L’Etat encourage le travail associatif là où lui-même s’est retiré

Mise en ligne: 20 mars 2006

Saïd Saâdi, secrétaire d’Etat aux affaires sociales du premier gouvernement de transition, échange avec un groupe de dirigeants associatifs, propos récueillis par Antonio de la Fuente

Le 50ème anniversaire de son indépendance trouve le Maroc en pleine transition démocratique. Le gouvernement de transition, composé par des partis politiques progressistes, a mis en place, depuis six ans, quelques réformes comme la création de l’Institut de culture amazigh, la loi des partis politiques (pour freiner la balkanisation), la réforme de la moudawana ou code du statut personnel. Il s’agit néanmoins d’une ouverture relative, maîtrisée, qui reflète la transition d’un Etat despotique en Etat démocratique, en fonction des rapports de force des acteurs sociaux, entre ceux qui veulent en rester au statu quo et ceux qui veulent aller au delà.

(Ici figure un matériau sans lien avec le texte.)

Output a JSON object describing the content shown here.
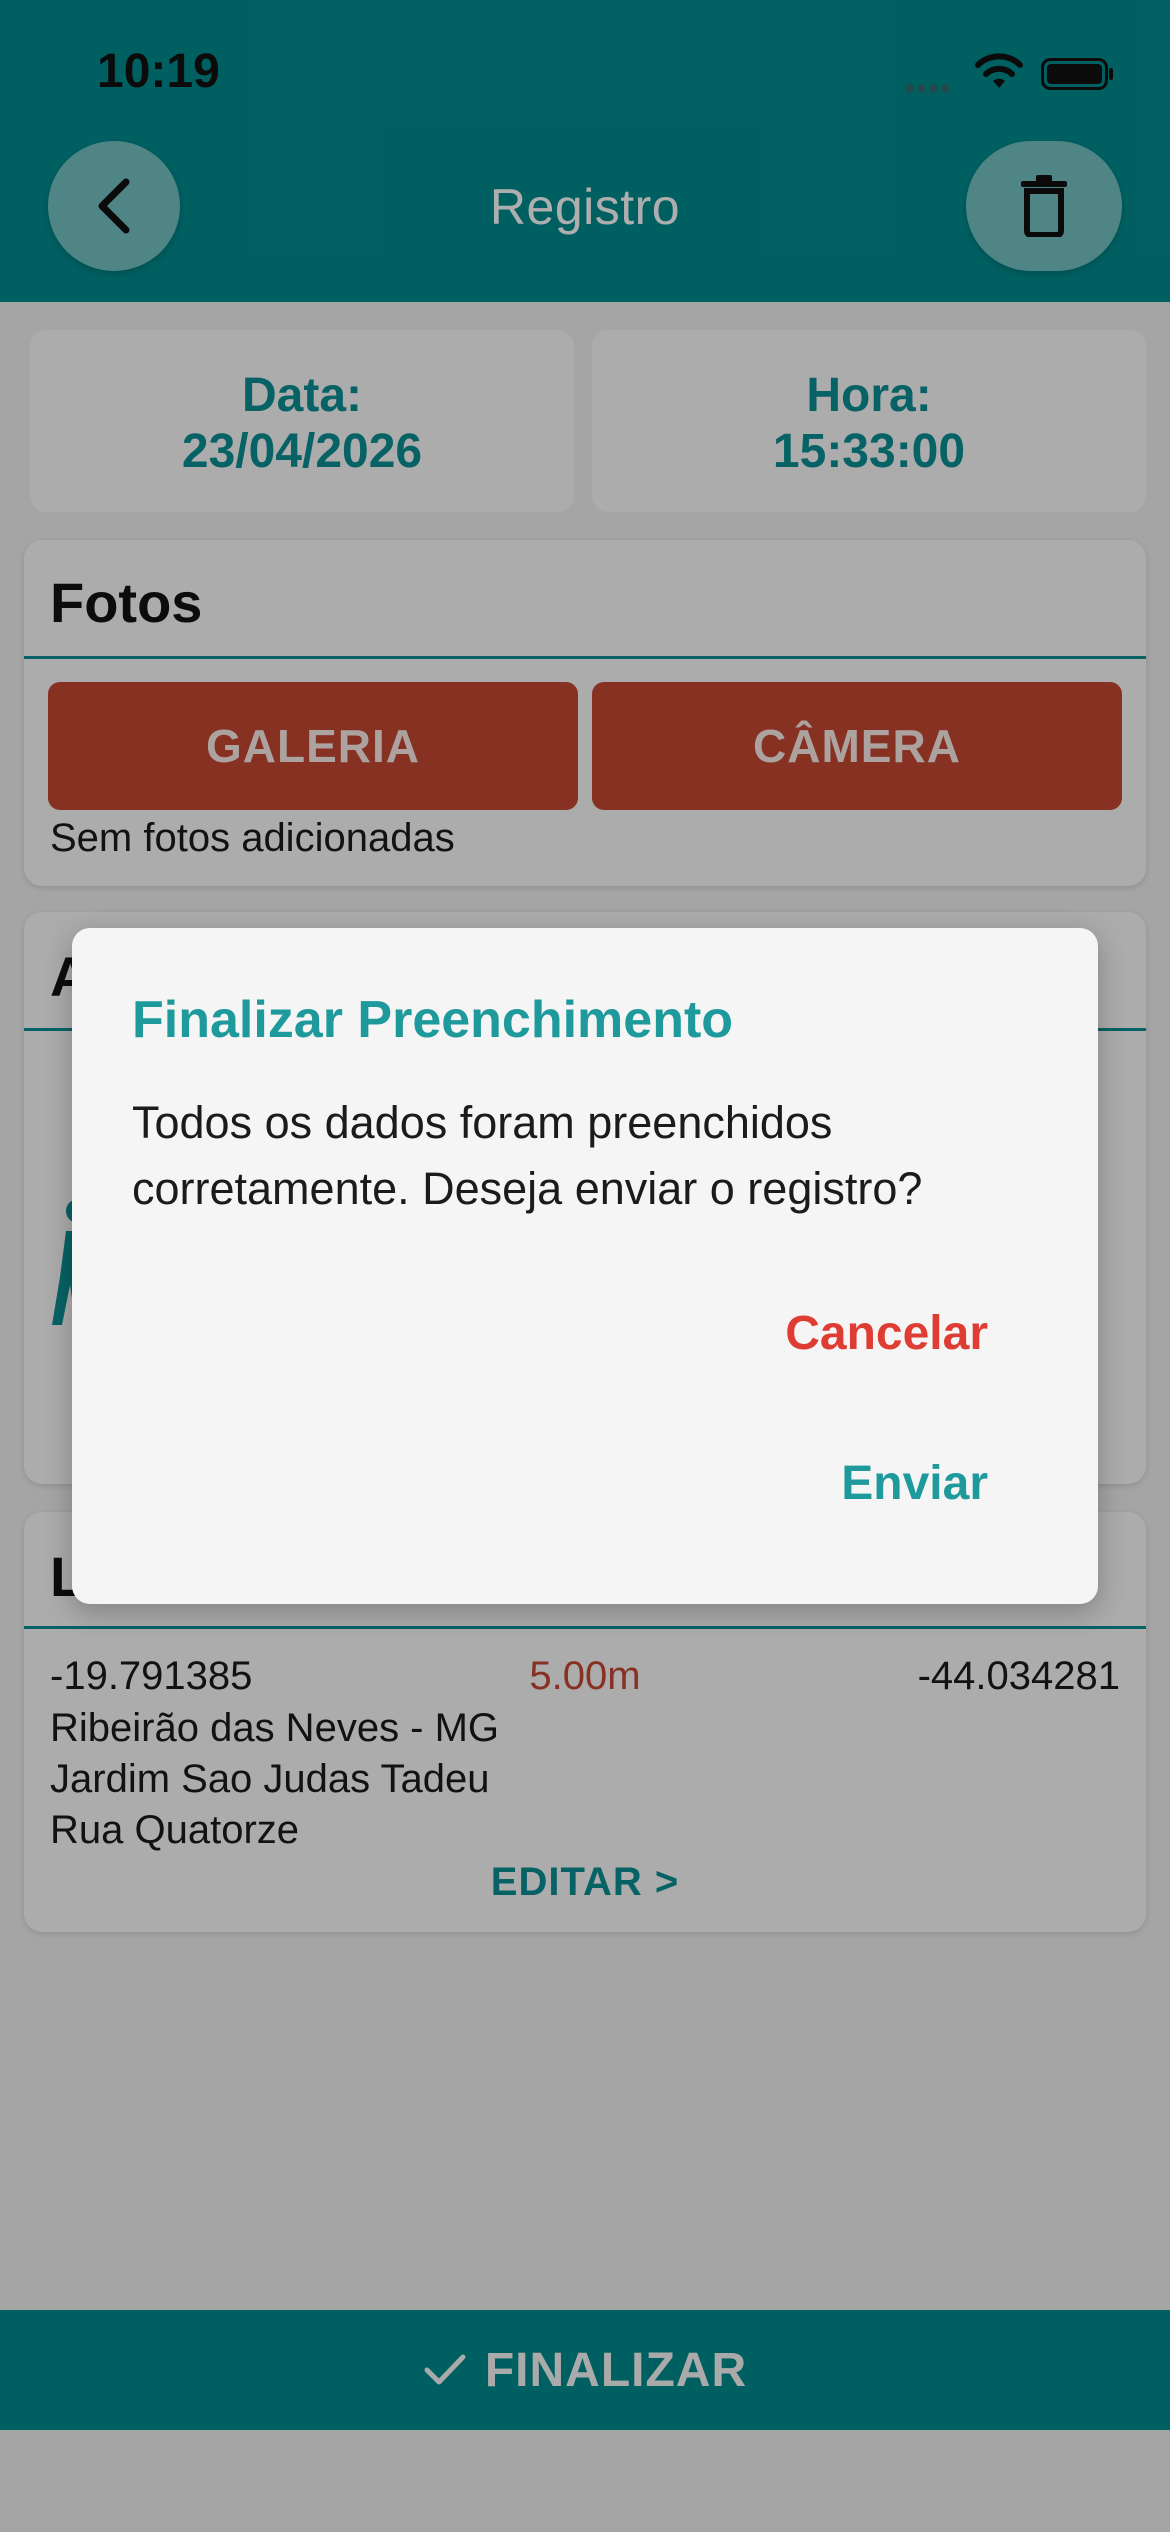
{
  "status_bar": {
    "time": "10:19"
  },
  "header": {
    "title": "Registro",
    "back_icon": "chevron-left-icon",
    "delete_icon": "trash-icon"
  },
  "datetime": {
    "date_label": "Data:",
    "date_value": "23/04/2026",
    "hour_label": "Hora:",
    "hour_value": "15:33:00"
  },
  "photos": {
    "title": "Fotos",
    "gallery_label": "GALERIA",
    "camera_label": "CÂMERA",
    "empty_text": "Sem fotos adicionadas"
  },
  "annotation": {
    "title": "A"
  },
  "location": {
    "title": "L",
    "latitude": "-19.791385",
    "accuracy": "5.00m",
    "longitude": "-44.034281",
    "city": "Ribeirão das Neves - MG",
    "district": "Jardim Sao Judas Tadeu",
    "street": "Rua Quatorze",
    "edit_label": "EDITAR >"
  },
  "footer": {
    "finalize_label": "FINALIZAR",
    "finalize_icon": "checkmark-icon"
  },
  "dialog": {
    "title": "Finalizar Preenchimento",
    "message": "Todos os dados foram preenchidos corretamente. Deseja enviar o registro?",
    "cancel_label": "Cancelar",
    "send_label": "Enviar"
  },
  "colors": {
    "primary": "#018a8c",
    "accent_text": "#0b8d91",
    "action_button": "#c24733",
    "cancel": "#df3c33",
    "dialog_bg": "#f5f5f5"
  }
}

Ce qui est nouveau par rapport au passé récent, c’est le fait que la lutte pour la démocratie se déroule de plus en plus dans le cadre des institutions, à l’encontre de ce qui s’est passé dans les années septante, avec les deux tentatives de coup d’Etat contre le régime du Roi Hassan II, en 1971 et 1973. Cela est, entre autres, dû aux conséquences des plans d’ajustement structurel du FMI. Ces derniers, qui vont déboucher sur les événements de 1984 et la répression contre le mouvement syndical, ont, malgré tout, poussé le régime à s’ouvrir envers les partis d’opposition. Parallèlement, dans les années quatre-vingt, l’Etat a désinvesti certains domaines sociaux. Des associations de développement ont commencé, dés lors, à investir ces domaines laissés de côté par l’Etat.

A présent, le Maroc vit une nouvelle étape, une nouvelle réforme de la Constitution, étant donné que les réformes précédentes ont montré leurs limites, par rapport à la question de la répartition des pouvoirs entre le Roi, le gouvernement et le parlement, notamment, et aussi sur la question du Sahara.

Le travail associatif ne peut être envisagé sans libertés publiques. Mais si les nouvelles conditions ont favorisé le regain de l’action associative, le mouvement associatif se développe souvent en absence d’un projet stratégique face à l’Etat et aux partis politiques, qui ont leur propre stratégie. De ce fait, les rapports entre ces trois acteurs vont de la coopération à l’instrumentalisation.

Depuis un an, un groupe de réflexion sur la question du développement humain qui regroupe 60 à 70 chercheurs, dans le cadre de l’Initiative nationale pour le développement humain (INDH), a été créé par le Palais. Parmi ses principales conclusions : les choix politiques n’ont pas permis au Maroc d’avancer de manière importante sur l’échelle du développement humain, puisque le pays se trouve toujours à la 124 position sur 170 nations. L’indicateur relatif à l’éducation est encore plus en retard que celui relatif au revenu, car la question sociale a été évacuée par l’Etat. C’est pour cette raison que le roi Mohammed VI a dû lancer l’INDH, conscient de la gravité de la question sociale, qui peut favoriser le renforcement des extrémismes. Il y a aussi la peur du retour de la crise des années quatre-vingt, avec plus d’un million de chômeurs.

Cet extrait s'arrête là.